In 2001, motivated to model heterogeneity, Churchill set out to “reinvent” the mouse as a tool for biology. He and his team took inbred mice that were part of the Collaborative Cross, a mouse breeding experiment that began at Oak Ridge National Laboratory. From these mice, the JAX team developed the Diversity Outbred (DO) mouse colony, which is now in its 17th generation. “It gives us basically an endless number of unique mice,” he says of the mice that the lab began selling around two years ago and that are mainly used in the academic community.

Churchill and his team genotype their DO mice and use computational modeling to maintain a steady genetic composition and also track genetic drift. They know their mice's 45 million single-nucleotide polymorphisms and 400,000 copy-number variations. To underscore his mice's genetic diversity, Churchill says that, when working with human data, scientists commonly reference around 20 million single-nucleotide polymorphisms.

Using DO mice, the JAX team has explored the side effects of the off-patent chemotherapy drug doxorubicin, which causes cardiac injury in some patients as well as a myelosuppression, which is a reduced white blood cell count. Churchill and his team have been able to recapitulate this myelosuppression in DO mice.

Just as every patient is different, so is each mouse. Not all patients develop myelosuppression, and neither do all DO mice. “The important thing for us is that not all the mice have the same response,” he says.
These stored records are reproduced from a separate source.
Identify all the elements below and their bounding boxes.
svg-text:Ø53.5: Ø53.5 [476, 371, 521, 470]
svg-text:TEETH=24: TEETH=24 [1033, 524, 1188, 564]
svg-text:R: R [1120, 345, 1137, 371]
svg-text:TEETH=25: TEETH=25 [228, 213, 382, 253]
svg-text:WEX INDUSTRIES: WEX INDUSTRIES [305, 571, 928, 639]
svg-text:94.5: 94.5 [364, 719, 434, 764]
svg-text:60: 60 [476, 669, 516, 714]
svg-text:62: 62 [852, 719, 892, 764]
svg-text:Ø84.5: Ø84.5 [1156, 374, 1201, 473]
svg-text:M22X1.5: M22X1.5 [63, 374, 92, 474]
This variability lets the team map the genetic factors linked to susceptibility or resistance, which can eventually help explain human biology.

Although scientists can perform gene knockout experiments, it might take many of these experiments to pin down a factor involved in drug toxicity. There are advantages to starting with a biological response in a diverse population and working toward the genetics to understand the mechanism of a given susceptibility, he says.
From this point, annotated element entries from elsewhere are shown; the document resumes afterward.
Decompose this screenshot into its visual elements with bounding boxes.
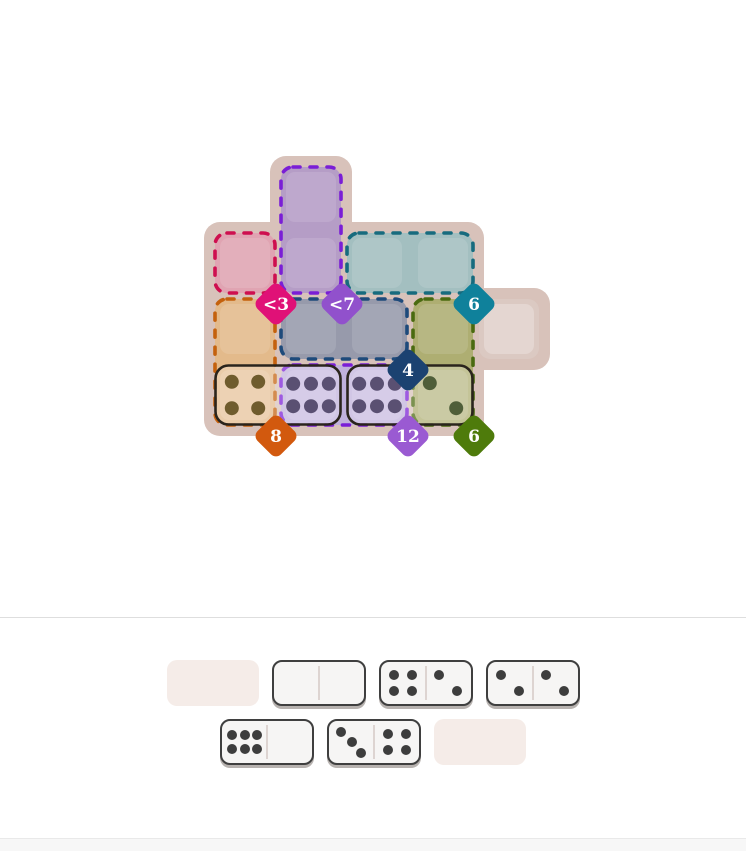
tray-slot-empty <box>167 660 259 706</box>
domino-half-2 <box>426 662 471 704</box>
domino-half-0 <box>267 721 312 763</box>
domino-half-0 <box>274 662 319 704</box>
pip <box>304 377 318 391</box>
tray-row-2 <box>220 719 526 765</box>
constraint-label: <7 <box>329 295 355 315</box>
pip <box>370 399 384 413</box>
region-violet <box>281 167 341 293</box>
bottom-bar <box>0 838 746 851</box>
pip <box>252 744 262 754</box>
domino-half-4 <box>381 662 426 704</box>
constraint-label: 6 <box>468 295 480 315</box>
pip <box>352 377 366 391</box>
cell[interactable] <box>352 238 402 288</box>
tray-domino-6-0[interactable] <box>220 719 314 765</box>
tray-slot-empty <box>434 719 526 765</box>
cell[interactable] <box>352 304 402 354</box>
domino-half-0 <box>319 662 364 704</box>
domino-half-4 <box>374 721 419 763</box>
pip <box>240 744 250 754</box>
tray-domino-0-0[interactable] <box>272 660 366 706</box>
placed-domino-body <box>216 366 341 425</box>
pip <box>227 744 237 754</box>
cell[interactable] <box>286 238 336 288</box>
pip <box>407 670 417 680</box>
cell[interactable] <box>418 238 468 288</box>
pip <box>251 401 265 415</box>
pip <box>286 399 300 413</box>
pip <box>336 727 346 737</box>
pip <box>452 686 462 696</box>
pip <box>496 670 506 680</box>
pip <box>434 670 444 680</box>
domino-tray <box>0 660 746 765</box>
pip <box>541 670 551 680</box>
pip <box>322 377 336 391</box>
domino-half-2 <box>533 662 578 704</box>
empty-cell-highlight <box>484 304 534 354</box>
region-pink <box>215 233 275 293</box>
pip <box>389 686 399 696</box>
pip <box>225 401 239 415</box>
constraint-label: <3 <box>263 295 289 315</box>
pip <box>352 399 366 413</box>
tray-domino-3-4[interactable] <box>327 719 421 765</box>
constraint-label: 12 <box>396 427 420 447</box>
pip <box>356 748 366 758</box>
pip <box>388 399 402 413</box>
pip <box>401 729 411 739</box>
pip <box>370 377 384 391</box>
pip <box>251 375 265 389</box>
pip <box>240 730 250 740</box>
pip <box>449 401 463 415</box>
pip <box>252 730 262 740</box>
tray-row-1 <box>167 660 580 706</box>
pip <box>383 729 393 739</box>
tray-divider <box>0 617 746 618</box>
tray-domino-2-2[interactable] <box>486 660 580 706</box>
domino-half-3 <box>329 721 374 763</box>
pip <box>401 745 411 755</box>
puzzle-board: <3<7684612 <box>0 0 746 617</box>
cell[interactable] <box>286 172 336 222</box>
pip <box>514 686 524 696</box>
domino-half-6 <box>222 721 267 763</box>
pip <box>423 376 437 390</box>
pip <box>322 399 336 413</box>
region-teal <box>347 233 473 293</box>
tray-domino-4-2[interactable] <box>379 660 473 706</box>
domino-half-2 <box>488 662 533 704</box>
pip <box>347 737 357 747</box>
pip <box>227 730 237 740</box>
pip <box>286 377 300 391</box>
placed-domino-4-6[interactable] <box>216 366 341 425</box>
cell[interactable] <box>220 238 270 288</box>
constraint-label: 4 <box>402 361 414 381</box>
pip <box>383 745 393 755</box>
pip <box>559 686 569 696</box>
pip <box>304 399 318 413</box>
pip <box>407 686 417 696</box>
pip <box>389 670 399 680</box>
constraint-label: 8 <box>270 427 282 447</box>
pip <box>225 375 239 389</box>
constraint-label: 6 <box>468 427 480 447</box>
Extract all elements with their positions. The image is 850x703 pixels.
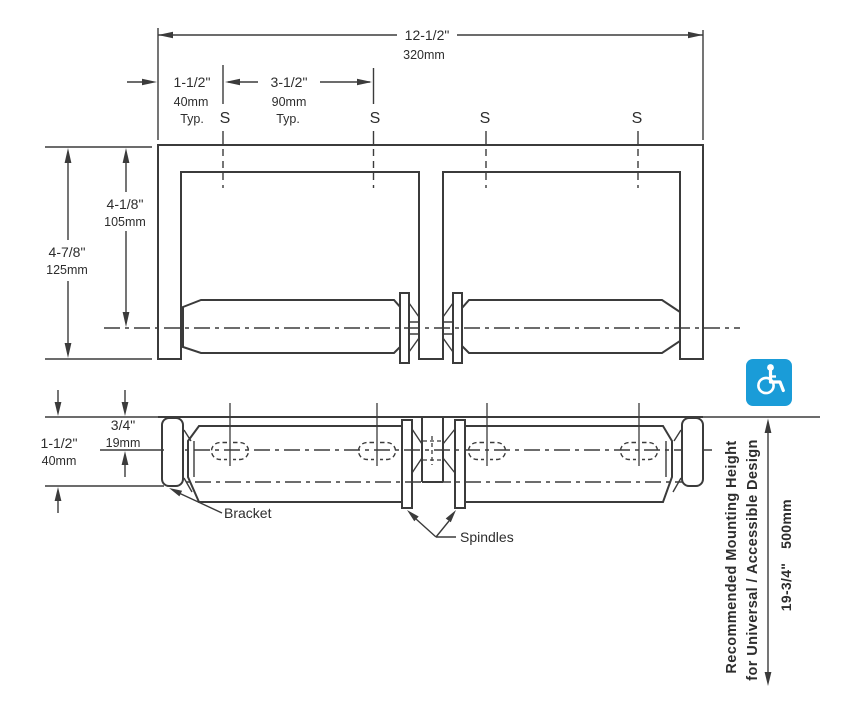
mounting-height-callout: Recommended Mounting Height for Universa… <box>724 359 794 686</box>
plan-view: 3/4" 19mm 1-1/2" 40mm Bracket Spindles <box>41 390 820 545</box>
bracket-callout: Bracket <box>169 488 272 521</box>
front-view: S S S S 12-1/2" 320mm 1-1/2" 40mm Typ. 3… <box>45 27 740 363</box>
left-paper-roll <box>183 300 401 353</box>
mounting-note-line2: for Universal / Accessible Design <box>745 439 761 681</box>
mounting-height-mm: 500mm <box>778 499 794 549</box>
dim-screw-offset-in: 1-1/2" <box>174 74 211 90</box>
dim-overall-height-in: 4-7/8" <box>49 244 86 260</box>
dim-center-height-mm: 105mm <box>104 215 146 229</box>
accessibility-icon <box>746 359 792 406</box>
dim-spindle-depth-mm: 19mm <box>106 436 141 450</box>
screw-label: S <box>370 110 381 127</box>
dim-overall-depth-in: 1-1/2" <box>41 435 78 451</box>
dim-overall-height-mm: 125mm <box>46 263 88 277</box>
spindles-callout: Spindles <box>407 510 514 545</box>
hidden-roll-clips <box>212 443 658 460</box>
technical-drawing-page: S S S S 12-1/2" 320mm 1-1/2" 40mm Typ. 3… <box>0 0 850 703</box>
dim-screw-spacing-in: 3-1/2" <box>271 74 308 90</box>
dim-screw-spacing-mm: 90mm <box>272 95 307 109</box>
screw-label: S <box>220 110 231 127</box>
dim-overall-depth: 1-1/2" 40mm <box>41 390 78 513</box>
dim-overall-height: 4-7/8" 125mm <box>46 148 88 358</box>
dim-screw-offset-note: Typ. <box>180 112 204 126</box>
dim-screw-spacing-note: Typ. <box>276 112 300 126</box>
right-bracket <box>682 418 703 486</box>
left-bracket <box>162 418 183 486</box>
mounting-note-line1: Recommended Mounting Height <box>724 440 740 673</box>
dim-screw-offset: 1-1/2" 40mm Typ. <box>127 74 210 126</box>
spindles-label: Spindles <box>460 529 514 545</box>
dim-overall-width-mm: 320mm <box>403 48 445 62</box>
right-roll-plan <box>465 426 672 502</box>
left-spindle-plan <box>402 420 412 508</box>
screw-label: S <box>632 110 643 127</box>
dim-center-height-in: 4-1/8" <box>107 196 144 212</box>
left-roll-plan <box>188 426 402 502</box>
bracket-label: Bracket <box>224 505 272 521</box>
dim-screw-offset-mm: 40mm <box>174 95 209 109</box>
dim-overall-depth-mm: 40mm <box>42 454 77 468</box>
dim-spindle-depth-in: 3/4" <box>111 417 135 433</box>
mounting-height-in: 19-3/4" <box>778 563 794 611</box>
screw-label: S <box>480 110 491 127</box>
dim-screw-spacing: 3-1/2" 90mm Typ. <box>225 74 372 126</box>
right-paper-roll <box>462 300 680 353</box>
dim-overall-width-in: 12-1/2" <box>405 27 450 43</box>
right-spindle-plan <box>455 420 465 508</box>
dispenser-dimension-drawing: S S S S 12-1/2" 320mm 1-1/2" 40mm Typ. 3… <box>0 0 850 703</box>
Inbred mouse strains allow for studies with few animals. With genetically identical animals, a researcher can, for example, study the effect of two different diets. Drug testing with inbred mice, however, is a little like testing a drug on one person. “What you learned about at the end of the day is about the C57 black 6J mouse,” Churchill says, referring to a common strain—C57BL/6J—used in labs. “As opposed to learning something about mice in general.” In experiments with DO mice, diversity is accepted, even embraced, he says.

Recently, he and his team have also begun testing a dozen drug compounds that have failed clinical trials as a way to show drug developers the advantages of working with DO mice. Building diversity into experiments means larger experiments: for example, mice numbers in the low hundreds, Churchill says, to see whether a toxic reaction might occur in a small percentage of animals. Diversity, he says, is a way to capture the range of reactions one might see in a range of people.
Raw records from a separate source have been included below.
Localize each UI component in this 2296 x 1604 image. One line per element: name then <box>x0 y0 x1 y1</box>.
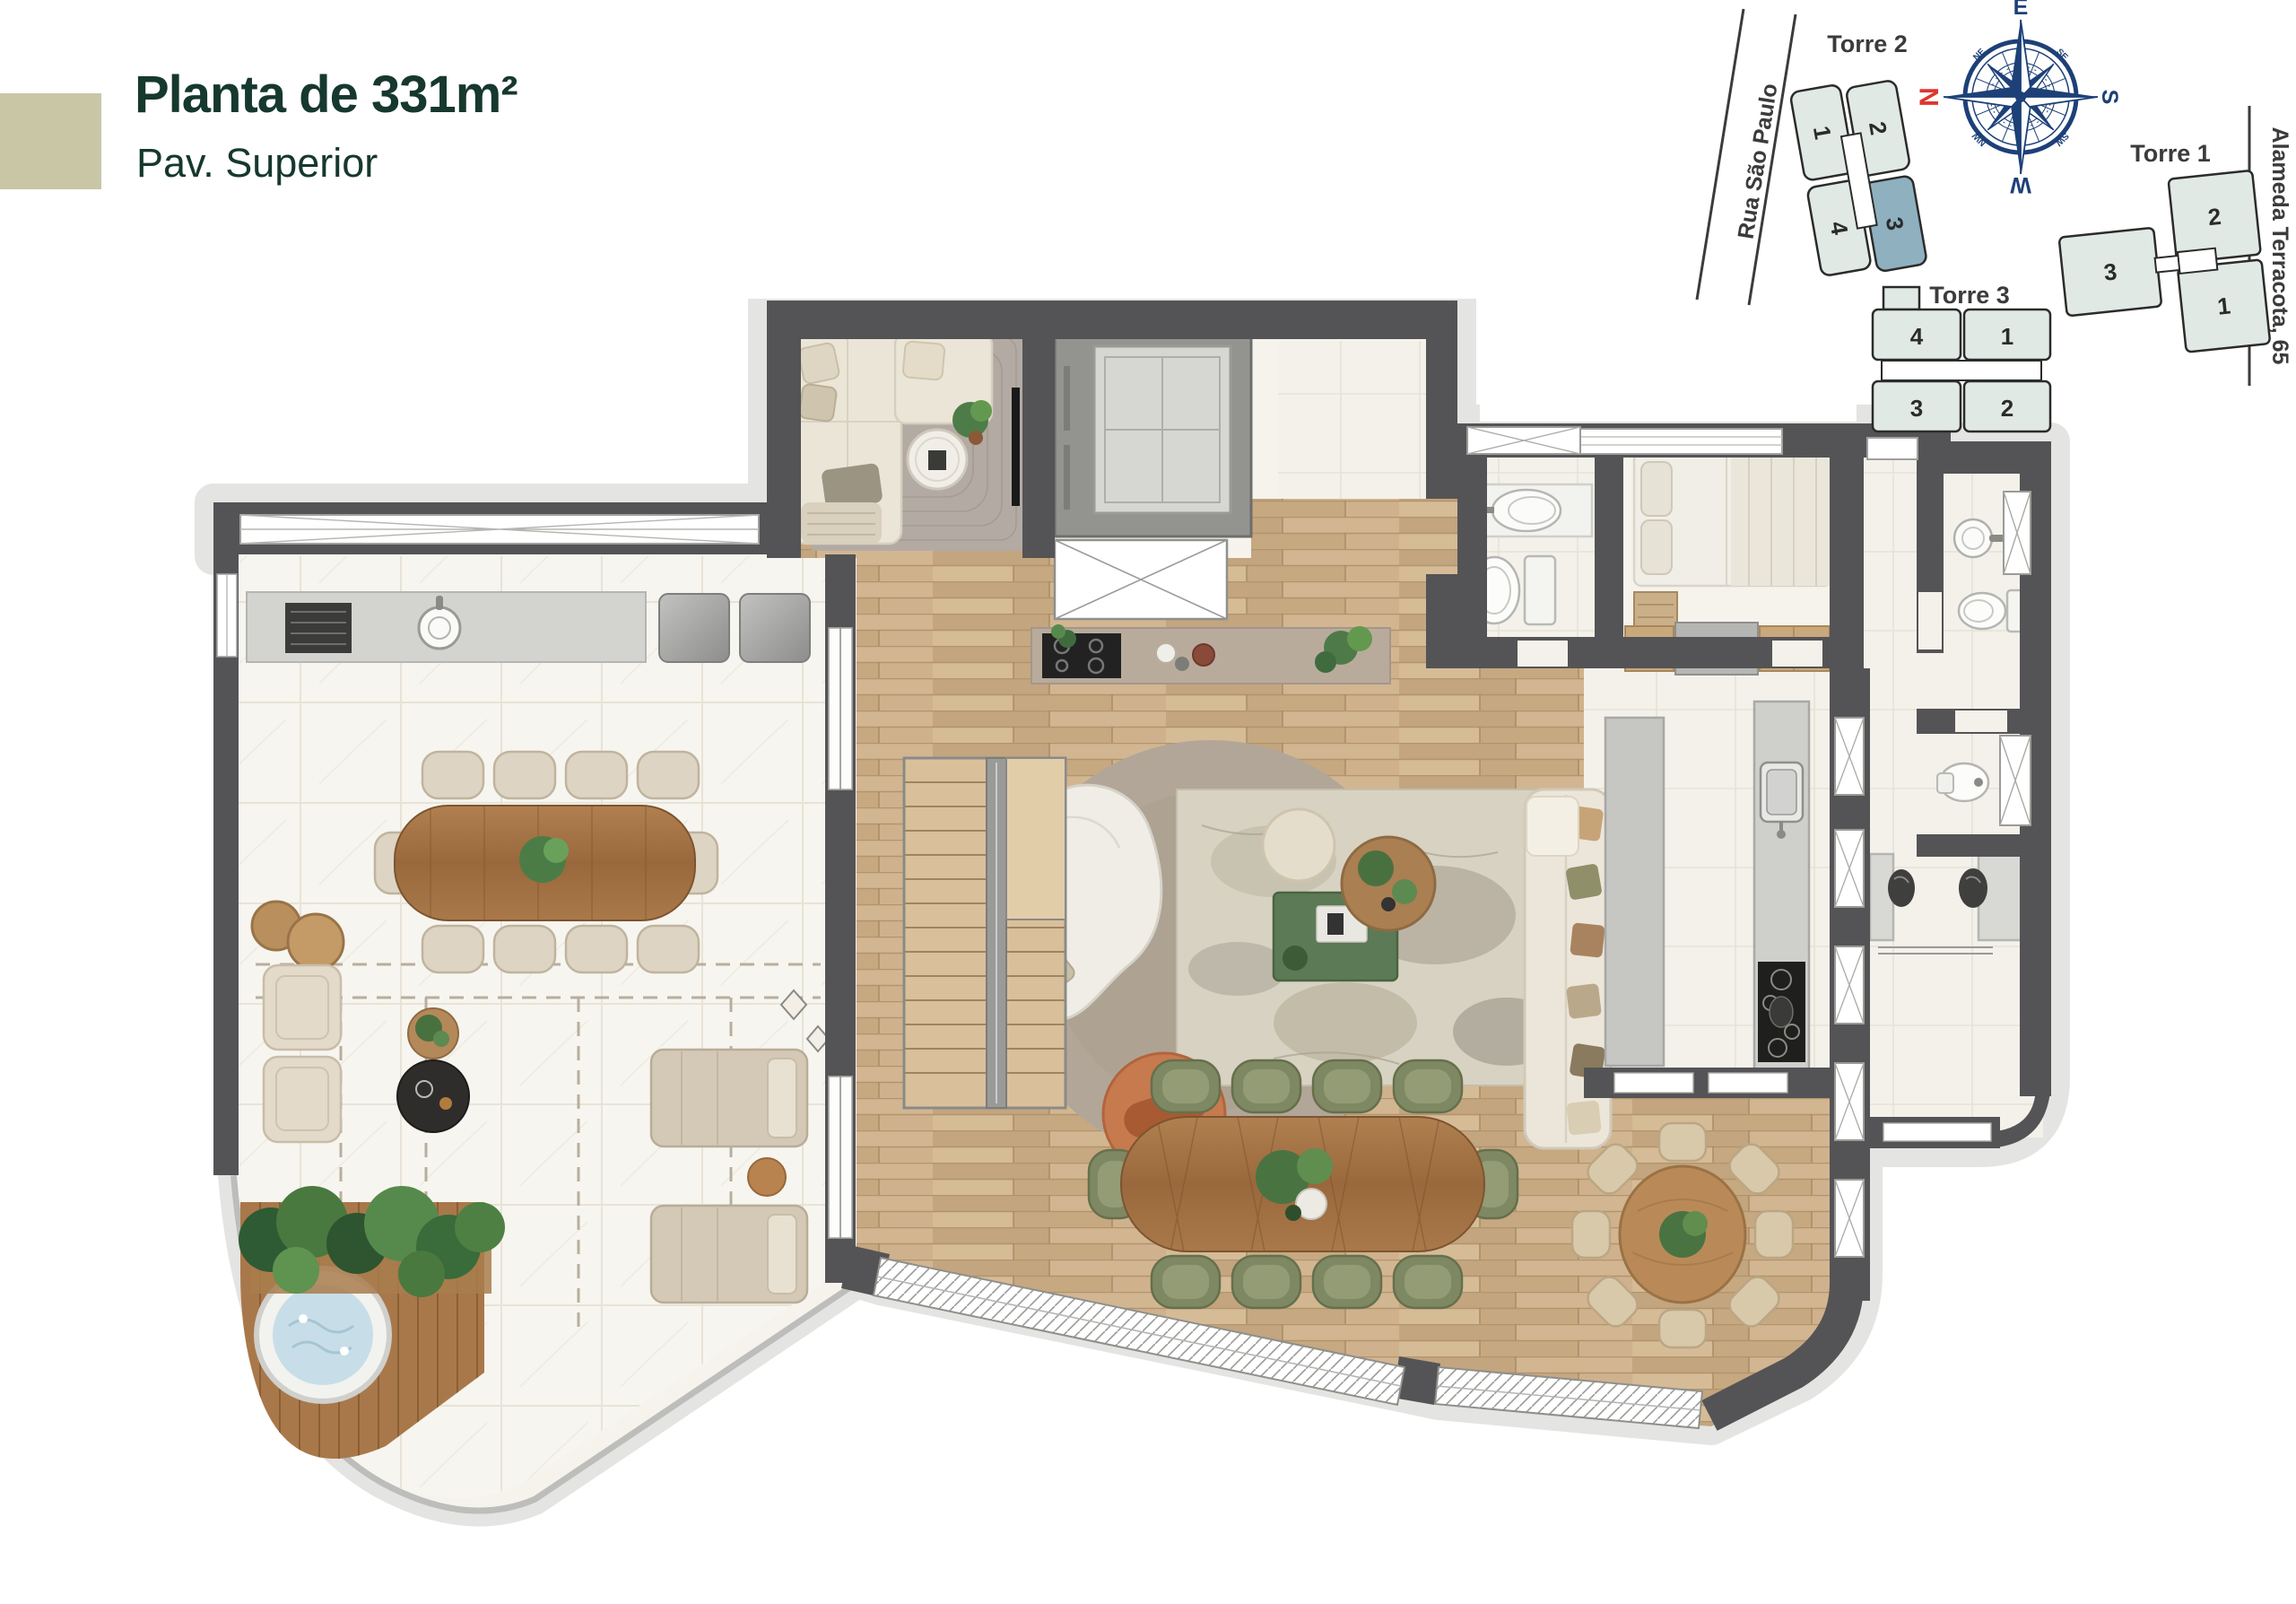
terrace-window <box>240 515 759 544</box>
outdoor-stool <box>740 594 810 662</box>
unit-label: 4 <box>1910 323 1924 350</box>
tv-panel <box>1012 388 1020 506</box>
street-right-label: Alameda Terracota, 65 <box>2267 127 2292 365</box>
tray-table <box>1342 837 1435 930</box>
tower-3: 4 1 3 2 <box>1873 287 2050 432</box>
terrace-dining-table <box>395 806 695 920</box>
washbasin <box>1954 519 1992 557</box>
tower-2: 1 2 4 3 <box>1790 74 1927 282</box>
bowl <box>1193 644 1214 666</box>
bidet <box>1492 490 1561 531</box>
compass-nw: NW <box>1970 130 1988 148</box>
outdoor-sink <box>419 607 460 649</box>
compass-north: N <box>1915 87 1944 107</box>
compass-east: E <box>2013 0 2029 20</box>
toilet-bowl <box>1959 593 2005 629</box>
cream-pouf <box>1263 809 1335 881</box>
tower-2-label: Torre 2 <box>1827 31 1908 57</box>
kitchen-island <box>1605 718 1664 1066</box>
cooktop <box>1042 633 1121 678</box>
compass-se: SE <box>2054 47 2069 62</box>
compass-ne: NE <box>1971 47 1987 63</box>
lounger-side-table <box>748 1158 786 1196</box>
site-map: Rua São Paulo Alameda Terracota, 65 1 2 … <box>1697 0 2292 432</box>
gas-cooktop <box>1758 962 1805 1062</box>
unit-label: 3 <box>1910 395 1923 422</box>
tower-1: 2 3 1 <box>2054 170 2270 364</box>
breakfast-table <box>1572 1123 1793 1347</box>
black-coffee-table <box>397 1060 469 1132</box>
unit-label: 1 <box>2001 323 2013 350</box>
buffet-counter <box>1031 624 1390 684</box>
shaft-void <box>1055 540 1227 619</box>
foyer-floor <box>1278 341 1426 499</box>
bbq-counter <box>247 592 646 662</box>
rattan-table <box>288 914 344 970</box>
compass-west: W <box>2010 172 2031 197</box>
hall-wood-floor <box>1251 499 1457 562</box>
elevator <box>1055 321 1251 619</box>
shaft-box <box>1467 427 1580 454</box>
shaft-box <box>2004 492 2031 574</box>
street-left-label: Rua São Paulo <box>1734 82 1783 240</box>
media-room <box>794 325 1027 551</box>
compass-rose: E S W N NE SE SW NW <box>1915 0 2122 197</box>
tower-1-label: Torre 1 <box>2130 140 2211 167</box>
staircase <box>904 758 1065 1108</box>
shaft-box <box>2000 736 2031 825</box>
compass-south: S <box>2097 90 2122 105</box>
outdoor-stool <box>659 594 729 662</box>
unit-label: 2 <box>2001 395 2013 422</box>
corridor-top-window <box>1867 438 1918 459</box>
dining-table <box>1121 1117 1484 1251</box>
tower-3-label: Torre 3 <box>1929 282 2010 309</box>
grill <box>285 603 352 653</box>
compass-sw: SW <box>2053 130 2071 148</box>
floor-plan-canvas: Rua São Paulo Alameda Terracota, 65 1 2 … <box>0 0 2296 1604</box>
Churchill finds it “a little dismaying” when researchers call their own experimental model the only right system. “There's no perfect model,” he says. He prefers that researchers use a variety of approaches for their complex problems and explore ways to make each model better. For the mouse, in his view, improvement comes from diversity.

Techniques such as gene editing will prove useful for in vitro and in vivo models, says Garraway, but regardless of technique, a researcher's model choice reverts to the scientific question. Cell lines can be “just fine or even better because of the scalability,” he says, allowing for many more experiments than are typically possible in mice. For other questions, mouse models are going to be superior. “Hopefully,” says Garraway, “we can move beyond the 'my system is better than your system' kind of world.”